Pass rubric on invocation

Pass a rubric string on invocation state to start the self-evaluation loop. Use invoke() for a single blocking call, or stream_events(..., version="v3") with CustomTransformer to receive grading events on stream.custom as they occur:

invoke()
stream_events()

from langchain.messages import HumanMessage

config = {"configurable": {"thread_id": "my-rubric-thread"}}
result = agent.invoke(
    {
        "messages": [HumanMessage("Write a haiku about spring.")],
        "rubric": (
            "- The poem has three lines\n"
            "- Lines follow a 5-7-5 syllable pattern\n"
            "- The theme is spring"
        ),
    },
    config=config,
)

from langchain.messages import HumanMessage
from langgraph.stream import CustomTransformer

config = {"configurable": {"thread_id": "my-rubric-thread"}}
stream = agent.stream_events(
    {
        "messages": [HumanMessage("Write a haiku about spring.")],
        "rubric": (
            "- The poem has three lines\n"
            "- Lines follow a 5-7-5 syllable pattern\n"
            "- The theme is spring"
        ),
    },
    config=config,
    version="v3",
    transformers=[CustomTransformer],
)

for event in stream.custom:
    event_type = event.get("type")
    if event_type == "rubric_evaluation_start":
        print(
            f"Grading iteration {event['iteration']} "
            f"(run {event['grading_run_id']})"
        )
    elif event_type == "rubric_evaluation_end":
        print(f"Verdict: {event['result']} — {event.get('explanation', '')}")

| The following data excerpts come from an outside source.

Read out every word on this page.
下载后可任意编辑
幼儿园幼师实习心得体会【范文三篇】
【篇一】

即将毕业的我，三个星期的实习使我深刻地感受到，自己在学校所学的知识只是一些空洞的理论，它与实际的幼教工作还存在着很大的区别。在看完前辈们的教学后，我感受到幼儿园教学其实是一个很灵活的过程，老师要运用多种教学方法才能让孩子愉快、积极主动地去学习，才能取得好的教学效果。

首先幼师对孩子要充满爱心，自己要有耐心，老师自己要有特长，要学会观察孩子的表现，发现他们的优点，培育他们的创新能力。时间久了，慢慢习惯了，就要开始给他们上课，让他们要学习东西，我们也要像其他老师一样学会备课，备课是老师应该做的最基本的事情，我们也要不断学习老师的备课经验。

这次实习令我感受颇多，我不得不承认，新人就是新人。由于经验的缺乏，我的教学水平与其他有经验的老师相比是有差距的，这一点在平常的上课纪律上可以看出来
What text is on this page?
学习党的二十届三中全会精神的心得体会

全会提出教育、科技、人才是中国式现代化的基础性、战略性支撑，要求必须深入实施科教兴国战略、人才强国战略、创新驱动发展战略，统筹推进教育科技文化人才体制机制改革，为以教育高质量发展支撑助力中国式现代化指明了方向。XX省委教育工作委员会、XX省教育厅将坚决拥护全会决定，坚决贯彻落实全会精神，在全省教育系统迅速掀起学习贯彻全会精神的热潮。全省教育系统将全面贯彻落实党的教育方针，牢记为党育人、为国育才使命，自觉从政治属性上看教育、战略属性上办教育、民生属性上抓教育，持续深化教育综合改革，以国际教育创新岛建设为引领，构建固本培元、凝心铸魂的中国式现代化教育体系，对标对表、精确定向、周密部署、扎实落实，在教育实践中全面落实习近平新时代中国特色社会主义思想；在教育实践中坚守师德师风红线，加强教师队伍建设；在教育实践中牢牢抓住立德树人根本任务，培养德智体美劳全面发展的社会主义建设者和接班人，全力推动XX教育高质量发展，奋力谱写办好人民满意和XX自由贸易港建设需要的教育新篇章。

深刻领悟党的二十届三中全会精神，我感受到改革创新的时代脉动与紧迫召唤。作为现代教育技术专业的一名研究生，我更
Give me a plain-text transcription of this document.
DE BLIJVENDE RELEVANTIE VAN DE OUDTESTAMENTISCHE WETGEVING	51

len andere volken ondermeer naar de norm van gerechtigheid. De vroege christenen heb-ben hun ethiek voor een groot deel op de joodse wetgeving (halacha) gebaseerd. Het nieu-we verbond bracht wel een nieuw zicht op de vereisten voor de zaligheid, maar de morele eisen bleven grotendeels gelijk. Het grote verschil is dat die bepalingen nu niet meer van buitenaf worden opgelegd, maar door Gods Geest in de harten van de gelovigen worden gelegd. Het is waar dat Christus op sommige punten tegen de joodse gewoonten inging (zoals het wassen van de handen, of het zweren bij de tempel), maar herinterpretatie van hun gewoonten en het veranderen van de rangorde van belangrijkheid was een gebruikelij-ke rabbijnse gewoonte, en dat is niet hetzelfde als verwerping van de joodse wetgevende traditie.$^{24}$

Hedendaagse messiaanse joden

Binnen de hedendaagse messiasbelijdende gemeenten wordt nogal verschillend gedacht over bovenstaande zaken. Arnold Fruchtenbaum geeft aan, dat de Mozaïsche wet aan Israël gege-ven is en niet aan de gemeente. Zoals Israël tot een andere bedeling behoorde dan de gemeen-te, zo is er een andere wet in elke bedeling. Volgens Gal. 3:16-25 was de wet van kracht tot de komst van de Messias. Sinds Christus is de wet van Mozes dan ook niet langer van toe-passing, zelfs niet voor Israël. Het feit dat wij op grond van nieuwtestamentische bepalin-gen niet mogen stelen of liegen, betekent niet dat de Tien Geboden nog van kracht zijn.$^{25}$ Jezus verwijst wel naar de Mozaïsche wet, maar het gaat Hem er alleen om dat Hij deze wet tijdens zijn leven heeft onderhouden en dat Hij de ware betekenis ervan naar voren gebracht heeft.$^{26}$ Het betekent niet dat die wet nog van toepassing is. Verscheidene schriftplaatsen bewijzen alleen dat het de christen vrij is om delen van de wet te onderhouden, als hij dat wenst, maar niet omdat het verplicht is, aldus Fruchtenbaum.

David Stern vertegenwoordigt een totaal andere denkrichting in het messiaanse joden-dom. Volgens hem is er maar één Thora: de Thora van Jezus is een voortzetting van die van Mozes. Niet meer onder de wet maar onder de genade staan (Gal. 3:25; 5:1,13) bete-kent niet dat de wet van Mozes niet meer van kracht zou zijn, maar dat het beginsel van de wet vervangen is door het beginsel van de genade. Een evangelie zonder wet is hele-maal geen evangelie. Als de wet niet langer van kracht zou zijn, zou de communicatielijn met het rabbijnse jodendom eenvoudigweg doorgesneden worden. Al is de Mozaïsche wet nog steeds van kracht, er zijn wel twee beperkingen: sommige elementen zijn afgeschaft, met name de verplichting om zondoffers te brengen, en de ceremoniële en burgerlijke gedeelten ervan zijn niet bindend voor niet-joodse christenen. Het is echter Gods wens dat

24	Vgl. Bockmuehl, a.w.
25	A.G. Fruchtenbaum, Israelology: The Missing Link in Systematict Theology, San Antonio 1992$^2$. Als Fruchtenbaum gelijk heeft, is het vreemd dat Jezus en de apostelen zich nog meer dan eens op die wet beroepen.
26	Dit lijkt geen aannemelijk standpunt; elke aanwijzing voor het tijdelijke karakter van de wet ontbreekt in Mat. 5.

Rubric grading emits the following custom events on stream.custom:

Event	When fired	Payload fields
`rubric_evaluation_start`	Before the grader runs.	`type`: event name `grading_run_id`: shared across all events within one rubric attempt `iteration`: zero-based index of the current grading run
`rubric_evaluation_end`	After the grader returns or after a grader exception.	`type`: event name `grading_run_id`: shared across all events within one rubric attempt `iteration`: zero-based index of the current grader pass `result`: terminal verdict for this pass `explanation`: summary from the grader `criteria`: per-criterion verdicts

Rubric verdicts

When the deep agent finishes reasoning and has an output, the LLM-as-a-judge grader sub-agent reviews the output against the rubric and produces one of the following verdicts:

Status	Meaning	Loops back?
`satisfied`	Every criterion in the rubric passes.	No
`needs_revision`	At least one criterion fails; grader feedback is injected and the agent runs again.	Yes
`max_iterations_reached`	Grader still wants revisions, but `max_iterations` has been hit.	No
`failed`	The grader judged the rubric malformed or impossible to evaluate against the transcript.	No
`grader_error`	The LLM-as-a-judge grader sub-agent itself raised an exception (provider timeout, missing credentials, malformed structured response, etc.).	No

Observe iteration progress

on_evaluation is a callback that fires after each grading iteration with the grader’s verdict, whether you call invoke() or stream_events(). If you are not reading rubric events from stream.custom (with CustomTransformer) or tracing the run with LangSmith, it is the main way to inspect what happened during grading.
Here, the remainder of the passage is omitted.